Le gameplay solide sur la Camera Obscura reste bien entendu au centre de l’expérience. Le principe n’a pas changé avec ce besoin de photographier les esprits au plus proche de nous pour leur faire un maximum de dégâts. Et la force de cette offre est que, d’habitude, on aurait tendance à vouloir fuir la menace, mais Fatal Frame II nous force à lui faire face, à se tenir droit devant elle, la laisser venir pour lui faire mal. Attendre le dernier moment, être non-stop sur le fil du rasoir, attendre la dernière minute pour maximiser nos chances, c’est tendu et cela ajoute encore du stress, mais cela fait le sel du gameplay. Le remake introduit cependant l’une ou l’autre nouveauté, notamment des améliorations pour la caméra, afin de nous permettre de modifier légèrement la manière d’aborder un combat, et l’interface gagne en lisibilité également, rendant le tout bien plus confortable. Mais sinon, la formule reste ce qu’on a connu il y a 20 ans. Cette fidélité, très marquée, expose quelques faiblesses d’un titre ancien face aux standards du moment, avec un rythme bien plus lent que ce dont nous sommes aujourd’hui habitués par exemple, alors que c’était une de ses singularités autrefois. On est confronté à de nombreux allers-retours, et certaines phases d’exploration sont très typées de ce que proposait le marché au début des années 2000, différent de nos habitudes aujourd’hui.
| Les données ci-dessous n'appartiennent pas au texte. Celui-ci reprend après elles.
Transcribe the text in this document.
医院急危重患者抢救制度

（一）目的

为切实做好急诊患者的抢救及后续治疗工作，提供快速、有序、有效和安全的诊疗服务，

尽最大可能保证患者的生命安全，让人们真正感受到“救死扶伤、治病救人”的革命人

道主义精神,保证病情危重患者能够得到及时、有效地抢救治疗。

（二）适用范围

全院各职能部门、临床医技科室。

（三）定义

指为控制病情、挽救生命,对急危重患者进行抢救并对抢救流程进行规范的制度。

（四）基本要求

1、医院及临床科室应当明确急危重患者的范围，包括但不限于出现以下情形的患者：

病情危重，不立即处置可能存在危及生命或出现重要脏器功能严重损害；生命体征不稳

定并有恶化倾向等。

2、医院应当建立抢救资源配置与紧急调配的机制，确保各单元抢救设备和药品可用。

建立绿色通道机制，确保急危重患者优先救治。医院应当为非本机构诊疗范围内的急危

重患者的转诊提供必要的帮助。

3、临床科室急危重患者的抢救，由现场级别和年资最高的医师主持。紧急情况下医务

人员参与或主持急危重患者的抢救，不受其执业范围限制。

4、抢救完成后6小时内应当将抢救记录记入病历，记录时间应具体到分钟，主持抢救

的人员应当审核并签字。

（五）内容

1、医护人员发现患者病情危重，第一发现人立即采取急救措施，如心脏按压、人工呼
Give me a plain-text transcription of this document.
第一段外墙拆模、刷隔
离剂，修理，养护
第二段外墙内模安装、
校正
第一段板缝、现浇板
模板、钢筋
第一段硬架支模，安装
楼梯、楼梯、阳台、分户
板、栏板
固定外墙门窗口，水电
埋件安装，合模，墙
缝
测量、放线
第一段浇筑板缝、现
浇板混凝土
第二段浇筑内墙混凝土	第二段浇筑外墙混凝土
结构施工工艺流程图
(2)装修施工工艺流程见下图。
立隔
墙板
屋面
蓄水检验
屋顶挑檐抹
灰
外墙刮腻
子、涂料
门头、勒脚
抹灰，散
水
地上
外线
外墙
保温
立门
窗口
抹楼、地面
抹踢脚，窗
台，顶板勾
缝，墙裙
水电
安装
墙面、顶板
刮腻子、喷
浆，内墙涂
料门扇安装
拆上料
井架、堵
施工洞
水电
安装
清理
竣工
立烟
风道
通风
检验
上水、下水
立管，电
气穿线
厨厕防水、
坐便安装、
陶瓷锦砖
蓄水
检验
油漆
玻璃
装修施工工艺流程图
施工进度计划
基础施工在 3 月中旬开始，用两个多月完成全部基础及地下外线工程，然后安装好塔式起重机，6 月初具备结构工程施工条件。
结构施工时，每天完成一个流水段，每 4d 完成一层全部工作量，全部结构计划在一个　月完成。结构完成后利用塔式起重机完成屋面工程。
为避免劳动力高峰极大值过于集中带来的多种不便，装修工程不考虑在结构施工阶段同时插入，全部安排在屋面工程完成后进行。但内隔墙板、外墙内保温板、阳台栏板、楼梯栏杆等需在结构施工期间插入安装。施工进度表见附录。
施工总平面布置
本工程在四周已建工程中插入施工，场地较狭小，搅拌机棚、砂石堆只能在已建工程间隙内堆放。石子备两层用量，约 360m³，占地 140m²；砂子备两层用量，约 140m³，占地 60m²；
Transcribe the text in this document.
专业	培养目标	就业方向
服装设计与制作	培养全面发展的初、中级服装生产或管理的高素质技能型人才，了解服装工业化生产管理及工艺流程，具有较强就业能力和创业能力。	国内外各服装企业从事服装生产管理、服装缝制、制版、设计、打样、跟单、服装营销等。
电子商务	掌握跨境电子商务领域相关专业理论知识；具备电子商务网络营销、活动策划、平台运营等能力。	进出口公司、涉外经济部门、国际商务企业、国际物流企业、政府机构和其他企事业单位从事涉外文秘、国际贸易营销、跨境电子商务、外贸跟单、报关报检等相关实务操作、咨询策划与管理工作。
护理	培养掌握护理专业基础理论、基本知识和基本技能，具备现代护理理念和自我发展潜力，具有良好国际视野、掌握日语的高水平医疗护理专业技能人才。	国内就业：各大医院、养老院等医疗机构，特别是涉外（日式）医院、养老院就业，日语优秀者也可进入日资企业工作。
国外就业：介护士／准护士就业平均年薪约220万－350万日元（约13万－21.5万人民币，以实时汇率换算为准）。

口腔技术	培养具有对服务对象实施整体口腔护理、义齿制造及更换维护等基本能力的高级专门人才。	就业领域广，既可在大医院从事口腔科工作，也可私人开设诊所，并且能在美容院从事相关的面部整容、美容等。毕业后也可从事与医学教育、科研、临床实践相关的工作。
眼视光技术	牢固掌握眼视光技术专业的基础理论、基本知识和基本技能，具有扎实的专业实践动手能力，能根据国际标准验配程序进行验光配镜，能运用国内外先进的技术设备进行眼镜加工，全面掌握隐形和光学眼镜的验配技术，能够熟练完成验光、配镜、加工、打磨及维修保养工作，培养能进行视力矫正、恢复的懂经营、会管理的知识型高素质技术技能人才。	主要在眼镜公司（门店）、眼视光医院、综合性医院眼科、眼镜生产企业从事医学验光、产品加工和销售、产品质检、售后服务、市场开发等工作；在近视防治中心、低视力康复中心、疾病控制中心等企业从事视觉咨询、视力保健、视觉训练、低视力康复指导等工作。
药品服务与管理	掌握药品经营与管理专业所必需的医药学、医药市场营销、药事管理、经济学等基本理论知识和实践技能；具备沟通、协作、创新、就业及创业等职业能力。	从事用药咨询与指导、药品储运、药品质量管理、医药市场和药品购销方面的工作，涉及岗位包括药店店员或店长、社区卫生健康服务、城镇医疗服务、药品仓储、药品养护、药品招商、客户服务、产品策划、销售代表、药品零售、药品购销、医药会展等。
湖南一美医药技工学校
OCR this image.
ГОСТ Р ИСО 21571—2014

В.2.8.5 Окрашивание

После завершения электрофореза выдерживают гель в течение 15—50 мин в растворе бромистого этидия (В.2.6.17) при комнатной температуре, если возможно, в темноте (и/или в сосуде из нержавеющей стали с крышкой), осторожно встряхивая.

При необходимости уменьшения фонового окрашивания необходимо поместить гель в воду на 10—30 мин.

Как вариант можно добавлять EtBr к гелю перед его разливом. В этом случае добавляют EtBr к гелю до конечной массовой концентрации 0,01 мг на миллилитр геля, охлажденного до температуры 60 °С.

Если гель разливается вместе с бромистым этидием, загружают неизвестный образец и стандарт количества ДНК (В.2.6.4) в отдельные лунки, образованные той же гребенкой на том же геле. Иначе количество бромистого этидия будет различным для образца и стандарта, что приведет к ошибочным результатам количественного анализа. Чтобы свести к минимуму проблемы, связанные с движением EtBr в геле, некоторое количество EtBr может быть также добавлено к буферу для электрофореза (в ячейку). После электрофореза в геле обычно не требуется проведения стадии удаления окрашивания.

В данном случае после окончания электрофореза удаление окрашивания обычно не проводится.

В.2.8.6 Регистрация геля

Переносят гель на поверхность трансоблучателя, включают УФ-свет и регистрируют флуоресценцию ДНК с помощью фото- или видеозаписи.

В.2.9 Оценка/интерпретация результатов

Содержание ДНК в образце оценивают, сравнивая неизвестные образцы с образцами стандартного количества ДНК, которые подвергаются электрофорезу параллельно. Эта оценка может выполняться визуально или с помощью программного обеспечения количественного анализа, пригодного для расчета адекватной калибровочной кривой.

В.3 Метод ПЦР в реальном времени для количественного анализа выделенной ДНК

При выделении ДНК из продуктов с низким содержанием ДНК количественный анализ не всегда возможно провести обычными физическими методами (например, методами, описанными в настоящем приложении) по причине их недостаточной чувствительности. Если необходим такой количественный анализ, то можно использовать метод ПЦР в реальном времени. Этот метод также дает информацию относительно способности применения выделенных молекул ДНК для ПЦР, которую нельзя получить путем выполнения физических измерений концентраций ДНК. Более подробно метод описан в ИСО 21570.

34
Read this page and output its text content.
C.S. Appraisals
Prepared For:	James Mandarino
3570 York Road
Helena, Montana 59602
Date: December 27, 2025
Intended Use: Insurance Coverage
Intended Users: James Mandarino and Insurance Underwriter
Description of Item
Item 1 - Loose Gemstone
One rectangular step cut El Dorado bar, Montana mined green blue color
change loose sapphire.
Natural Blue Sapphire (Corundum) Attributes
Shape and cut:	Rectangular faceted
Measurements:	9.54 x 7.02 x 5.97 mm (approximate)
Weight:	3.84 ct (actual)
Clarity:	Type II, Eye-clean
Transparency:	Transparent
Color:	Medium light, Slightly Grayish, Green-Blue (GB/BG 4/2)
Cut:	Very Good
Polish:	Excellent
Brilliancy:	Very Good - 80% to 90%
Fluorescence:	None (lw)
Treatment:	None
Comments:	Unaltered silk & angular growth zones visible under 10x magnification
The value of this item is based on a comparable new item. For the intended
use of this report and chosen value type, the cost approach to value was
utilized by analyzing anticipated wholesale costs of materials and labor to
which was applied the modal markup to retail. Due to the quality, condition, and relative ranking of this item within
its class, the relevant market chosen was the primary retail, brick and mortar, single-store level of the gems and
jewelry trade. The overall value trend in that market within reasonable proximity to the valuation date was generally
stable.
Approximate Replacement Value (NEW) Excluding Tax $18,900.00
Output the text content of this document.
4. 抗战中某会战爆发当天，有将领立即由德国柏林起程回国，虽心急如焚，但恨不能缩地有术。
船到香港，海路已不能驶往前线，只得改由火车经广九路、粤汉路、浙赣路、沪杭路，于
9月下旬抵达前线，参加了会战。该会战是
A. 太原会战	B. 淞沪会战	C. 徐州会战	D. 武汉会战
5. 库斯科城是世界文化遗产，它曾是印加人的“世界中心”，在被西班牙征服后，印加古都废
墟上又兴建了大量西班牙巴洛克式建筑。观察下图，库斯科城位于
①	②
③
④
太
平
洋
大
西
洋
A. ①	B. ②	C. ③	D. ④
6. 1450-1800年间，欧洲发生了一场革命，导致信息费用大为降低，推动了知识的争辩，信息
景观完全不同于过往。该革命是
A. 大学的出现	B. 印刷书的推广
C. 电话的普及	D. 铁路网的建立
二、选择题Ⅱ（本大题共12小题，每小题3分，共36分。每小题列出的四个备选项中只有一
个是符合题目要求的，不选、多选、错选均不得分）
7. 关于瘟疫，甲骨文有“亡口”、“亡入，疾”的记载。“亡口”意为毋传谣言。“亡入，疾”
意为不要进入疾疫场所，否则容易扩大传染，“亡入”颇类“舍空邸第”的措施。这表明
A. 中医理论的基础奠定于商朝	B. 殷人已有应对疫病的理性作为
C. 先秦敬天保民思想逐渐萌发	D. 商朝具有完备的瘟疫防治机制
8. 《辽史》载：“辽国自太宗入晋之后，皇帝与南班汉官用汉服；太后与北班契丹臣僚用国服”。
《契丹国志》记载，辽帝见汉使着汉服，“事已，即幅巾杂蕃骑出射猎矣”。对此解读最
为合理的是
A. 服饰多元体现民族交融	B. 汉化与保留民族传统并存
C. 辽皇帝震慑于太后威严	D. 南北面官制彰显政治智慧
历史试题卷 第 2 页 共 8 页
L’aspect technique brut renforce ce sentiment étrange que parfois Fatal Frame II est (trop) resté ancré à son passé, notamment du côté du framerate où, même sur PS5 Pro, je suis resté coincé sur un 30 fps, ce qui est très surprenant dans un contexte où, même sur les PS5 / Series de base, la majorité des titres modernes laissent le choix entre qualité et performance. Le travail effectué reste solide, c’est soigné, propre, aucun souci là dessus. J’aurais cependant apprécié, personnellement, avoir le choix entre les deux modes habituels, ayant vraiment de plus en plus de mal avec ce framerate de 30 fps…

Fatal Frame II Crimson Butterfly Remake réussit à préserver l’essence d’un survival horror culte avec son atmosphère réussie, toujours aussi marquante, et les mécaniques de la Camera Obscura font toujours leur effet. La modernisation reste légère et ne bouscule pas la structure originale. Si cette touche remake reste surtout sur l’aspect technique (en restant mesurée qui plus est), certains aspects trahissent néanmoins l’âge du jeu, mais cela permet tout de même de revivre ce titre fort du survival à l’ancienne dans de meilleures conditions. Oui, il est en retrait face à d’autres remakes, mais il arrive toujours à nous raconter son histoire, à nous faire voyager dans ce monde si oppressant avec brio. Pas parfait, mais un titre à faire une fois dans sa vie, et ce remake reste le meilleur moyen de le faire.